L’Université Laval a d’ailleurs investi plus de 22 millions de dollars afin de se doter d’une capacité d’analyse de toutes ces données massives (en quantité et en débit) dans un projet qui s’appelle PULSAR. De plus, l’Université a offert son expertise à la Ville de Québec, qui est finaliste dans le cadre d’un grand concours canadien de villes intelligentes.

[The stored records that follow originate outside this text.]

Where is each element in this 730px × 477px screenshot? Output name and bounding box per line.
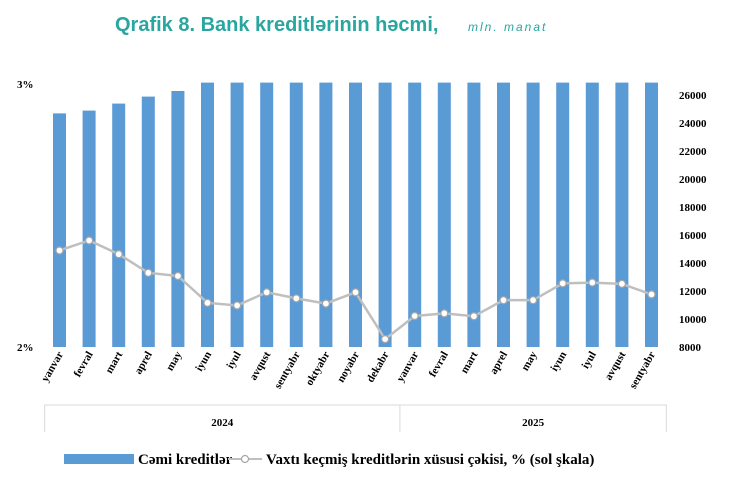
legend-bar-label: Cəmi kreditlər bbox=[138, 452, 233, 468]
line-point-14 bbox=[469, 312, 478, 321]
line-point-11 bbox=[381, 335, 390, 344]
line-point-8 bbox=[292, 294, 301, 303]
bar-14 bbox=[467, 82, 481, 347]
bar-0 bbox=[53, 113, 66, 348]
bar-11 bbox=[378, 82, 392, 347]
x-axis-years: 2024 2025 bbox=[44, 404, 667, 432]
x-axis-categories: yanvar fevral mart aprel may iyun iyul avqustse… bbox=[39, 349, 658, 391]
category-label-7: avqust bbox=[247, 349, 273, 382]
right-tick-0: 8000 bbox=[679, 342, 702, 354]
bar-3 bbox=[141, 96, 155, 347]
bar-15 bbox=[497, 82, 510, 347]
line-point-0 bbox=[55, 246, 64, 255]
category-label-18: iyul bbox=[580, 350, 599, 371]
bar-8 bbox=[289, 82, 303, 347]
legend-line-label: Vaxtı keçmiş kreditlərin xüsusi çəkisi, … bbox=[266, 452, 594, 468]
line-point-15 bbox=[499, 296, 508, 305]
category-label-11: dekabr bbox=[364, 349, 391, 384]
legend-line-marker bbox=[240, 454, 250, 464]
category-label-19: avqust bbox=[603, 349, 629, 382]
bar-10 bbox=[349, 82, 362, 347]
category-label-2: mart bbox=[103, 349, 125, 375]
category-label-13: fevral bbox=[427, 350, 451, 380]
category-label-0: yanvar bbox=[39, 349, 66, 384]
line-point-18 bbox=[588, 278, 597, 287]
category-label-4: may bbox=[164, 349, 185, 373]
category-label-8: sentyabr bbox=[272, 349, 303, 391]
chart-unit: mln. manat bbox=[468, 20, 547, 34]
right-tick-6: 20000 bbox=[679, 174, 707, 186]
line-point-3 bbox=[144, 268, 153, 277]
category-label-17: iyun bbox=[549, 350, 570, 374]
bar-6 bbox=[230, 82, 244, 347]
left-axis: 2% 3% bbox=[17, 79, 34, 354]
category-label-5: iyun bbox=[193, 350, 214, 374]
line-point-7 bbox=[262, 288, 271, 297]
left-tick-0: 2% bbox=[17, 342, 34, 354]
category-label-14: mart bbox=[458, 349, 480, 375]
category-label-16: may bbox=[519, 349, 540, 373]
line-point-1 bbox=[84, 236, 94, 245]
line-series bbox=[55, 236, 656, 344]
line-point-6 bbox=[233, 301, 242, 310]
line-point-12 bbox=[410, 311, 419, 321]
bar-9 bbox=[319, 82, 333, 347]
line-point-19 bbox=[617, 279, 627, 288]
bar-19 bbox=[615, 82, 629, 347]
line-point-16 bbox=[528, 296, 538, 305]
bar-4 bbox=[171, 90, 185, 347]
bar-17 bbox=[556, 82, 570, 347]
bar-12 bbox=[408, 82, 422, 347]
category-label-10: noyabr bbox=[335, 349, 362, 384]
right-axis: 8000 10000 12000 14000 16000 18000 20000 22000 2… bbox=[679, 90, 707, 354]
line-point-17 bbox=[558, 279, 567, 288]
line-point-10 bbox=[351, 288, 360, 297]
right-tick-5: 18000 bbox=[679, 202, 707, 214]
line-point-5 bbox=[203, 298, 212, 307]
line-point-9 bbox=[321, 299, 330, 308]
line-point-2 bbox=[114, 250, 123, 259]
right-tick-4: 16000 bbox=[679, 230, 707, 242]
right-tick-9: 26000 bbox=[679, 90, 707, 102]
line-point-20 bbox=[647, 290, 656, 299]
category-label-20: sentyabr bbox=[627, 349, 658, 391]
right-tick-3: 14000 bbox=[679, 258, 707, 270]
year-label-0: 2024 bbox=[211, 417, 234, 429]
category-label-9: oktyabr bbox=[303, 349, 332, 387]
legend-bar-swatch bbox=[64, 454, 134, 464]
year-label-1: 2025 bbox=[522, 417, 545, 429]
left-tick-1: 3% bbox=[17, 79, 34, 91]
bar-5 bbox=[201, 82, 214, 347]
legend: Cəmi kreditlər Vaxtı keçmiş kreditlərin … bbox=[64, 452, 594, 468]
bar-13 bbox=[437, 82, 451, 347]
bar-16 bbox=[526, 82, 540, 347]
line-point-4 bbox=[173, 271, 182, 281]
bar-series bbox=[53, 82, 658, 348]
category-label-6: iyul bbox=[224, 350, 243, 371]
right-tick-8: 24000 bbox=[679, 118, 707, 130]
right-tick-2: 12000 bbox=[679, 286, 707, 298]
bar-7 bbox=[260, 82, 274, 347]
right-tick-1: 10000 bbox=[679, 314, 707, 326]
category-label-3: aprel bbox=[132, 350, 155, 377]
bar-2 bbox=[112, 103, 126, 347]
chart-title: Qrafik 8. Bank kreditlərinin həcmi, bbox=[115, 14, 438, 36]
category-label-12: yanvar bbox=[394, 349, 421, 384]
category-label-1: fevral bbox=[72, 350, 96, 380]
line-point-13 bbox=[440, 309, 449, 318]
category-label-15: aprel bbox=[488, 350, 511, 377]
bar-20 bbox=[645, 82, 658, 347]
right-tick-7: 22000 bbox=[679, 146, 707, 158]
bar-18 bbox=[585, 82, 599, 347]
bar-1 bbox=[82, 110, 96, 347]
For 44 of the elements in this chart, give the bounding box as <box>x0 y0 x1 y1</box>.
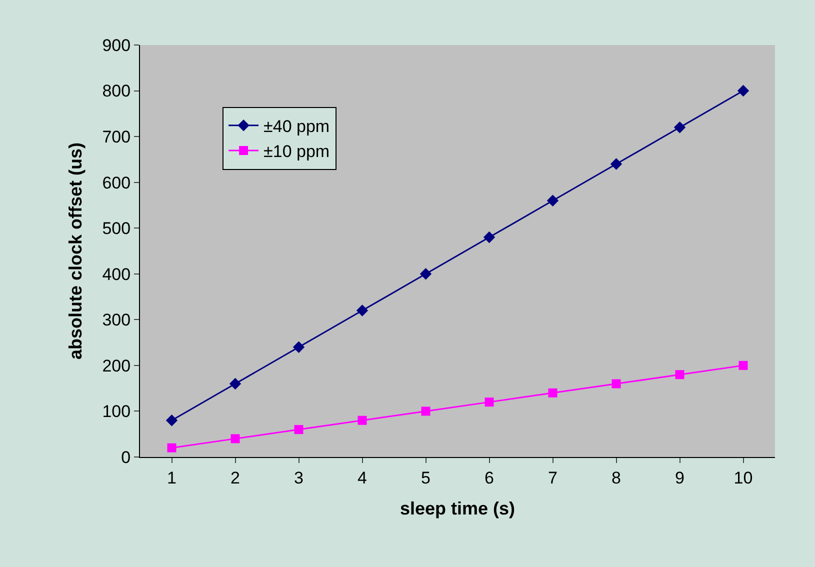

La candidature de la Ville de Québec est ambitieuse et est centrée sur un projet citoyen important : mettre la ville intelligente au service des inégalités sociales en matière de santé. En effet, l’espérance de vie des citoyens de la Basse-Ville est de 8 ans inférieure à celle des citoyens de la Haute-Ville, une situation inacceptable.

Données

Voilà, entre autres, une question de santé durable pour laquelle les données massives et l’intelligence artificielle joueront un rôle crucial pour nous permettre de mieux nous comprendre, et ainsi élaborer des solutions que nous pourrons évaluer.

Cela dit, une précision importante doit être apportée à propos de ce projet : les gardiens de ces données ne seront pas les Facebook ou les Google de la planète, mais bien les citoyens. Ce sont eux qui s’approprieront ces données et qui pourront les gérer avec une communauté de chercheurs de façon éthique et sécuritaire.

Dans cette révolution technologique que nous traversons, nos données constituent une ressource renouvelable et durable. Tout comme l’hydroélectricité, nos données doivent nous appartenir. Offrons aux générations futures les moyens de s’étudier, de se comprendre et de développer des solutions équitables en matière de santé et de bien-être.

Inacceptable

En 2019, il est inacceptable de ne pas pouvoir bénéficier d’un tableau de bord complet de ce que nous sommes (et je ne parle pas ici du dossier médical informatisé, qui ne liste que nos maladies), alors que le tableau de bord de nos voitures nous procure plus d’informations sur leur état que ce que nous savons sur notre propre santé.

Un véritable dossier santé nous donnera de l’information pertinente sur toutes les dimensions de notre santé, incluant nos comportements et notre condition physique.

Oui, une telle infrastructure sociétale coûtera cher. S’agit-il d’une folle dépense ? Allez voir ce que coûte la rénovation de l’échangeur Turcot à Montréal : 3,7 milliards de dollars, pour un simple échangeur routier !

Celui-ci est peut-être nécessaire à court terme, mais nous devons planifier l’avenir et le bien-être de nos enfants : nos données en matière de santé durable et de bien-être sont une richesse collective. Voilà une véritable stratégie numérique en santé et un investissement responsable et payant.


* Jean-Pierre Després est professeur au Département de kinésiologie de la Faculté de médecine de l’Université Laval. Il est également directeur de la recherche en cardiologie à l’Institut universitaire de cardiologie et de pneumologie de Québec. Depuis 2015, il est directeur de la science et de l’innovation à l’Alliance santé Québec.